Collecting good data on vaccine responses is getting harder as inoculation becomes more bespoke. With so many Americans now poised to choose their own vaccine adventure—you know, as they may—the differences among regimens might get tougher to pin down. We need that data: What we learn now will—hopefully—help us design better, safer, more efficient vaccine regimens for future generations. However if fewer people embark on similar trajectories, they could get more difficult to group together. Studies might have to be more limited in scope, or work harder to combine data from different parts of the country. That’s not impossible, Saad Omer, a vaccine expert and epidemiologist at Yale, told me. But it does make things “more challenging.”
Some of this beta-testing vibe harkens back to last winter, when specialists heatedly debated the merits of skipping or delaying second doses of the Pfizer and Moderna vaccines. Certain countries, including the U.K., spaced out the shots; the U.S. and others stuck to the very trim gaps prescribed by trials. The delay was a gamble, since it left people partially protected for longer and sent mixed messages to a frustrated public. But now it looks beneficial. Really, we were all guinea pigs—and this mass round of boosting is slating us for a discombobulation redux.

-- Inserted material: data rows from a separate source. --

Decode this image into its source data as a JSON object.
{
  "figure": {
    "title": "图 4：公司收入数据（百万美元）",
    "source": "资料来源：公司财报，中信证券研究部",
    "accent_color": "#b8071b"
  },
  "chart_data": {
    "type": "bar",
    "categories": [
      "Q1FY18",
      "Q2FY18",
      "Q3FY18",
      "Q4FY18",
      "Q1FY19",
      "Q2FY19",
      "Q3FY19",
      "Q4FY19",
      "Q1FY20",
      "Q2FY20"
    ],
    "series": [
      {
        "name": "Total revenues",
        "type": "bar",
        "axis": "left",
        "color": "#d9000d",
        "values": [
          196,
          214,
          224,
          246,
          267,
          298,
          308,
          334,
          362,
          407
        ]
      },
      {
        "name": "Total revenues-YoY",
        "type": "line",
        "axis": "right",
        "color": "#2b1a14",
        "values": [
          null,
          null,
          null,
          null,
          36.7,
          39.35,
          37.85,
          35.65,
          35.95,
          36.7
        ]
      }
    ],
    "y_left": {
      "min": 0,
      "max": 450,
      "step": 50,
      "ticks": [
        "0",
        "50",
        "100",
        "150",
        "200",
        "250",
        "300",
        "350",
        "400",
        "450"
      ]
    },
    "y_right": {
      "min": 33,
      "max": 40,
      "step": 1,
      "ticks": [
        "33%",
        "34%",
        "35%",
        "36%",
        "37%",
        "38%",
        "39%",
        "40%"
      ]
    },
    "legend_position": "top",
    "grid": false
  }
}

We won’t all be winners; someone always has to be in the group that fares worse. Then again, “worse” is always relative. Anyone who’s playing the booster game is already, technically, fully vaccinated, putting them ahead of the billions around the globe who still are not. Titanji pointed out that more Americans have gotten boosters than people have received very first doses in Nigeria, a country with some 200 million residents.
Even in the U.S., getting more very first shots to individuals remains the bigger priority—that’s how we collectively contain the coronavirus. But the hyper-individualistic American approach to the pandemic is once again nudging each of us to chart our own course. The government has kind of shrugged about blend-and-match enhancing, and punted the decision to us: Choose whichever path seems right to you; turn to page 7; hope for the best. Here’s the trick, however—nobody’s sure where this chapter ends. Best of luck, I think.
Jobber Wiki author Frank Long contributed to this report.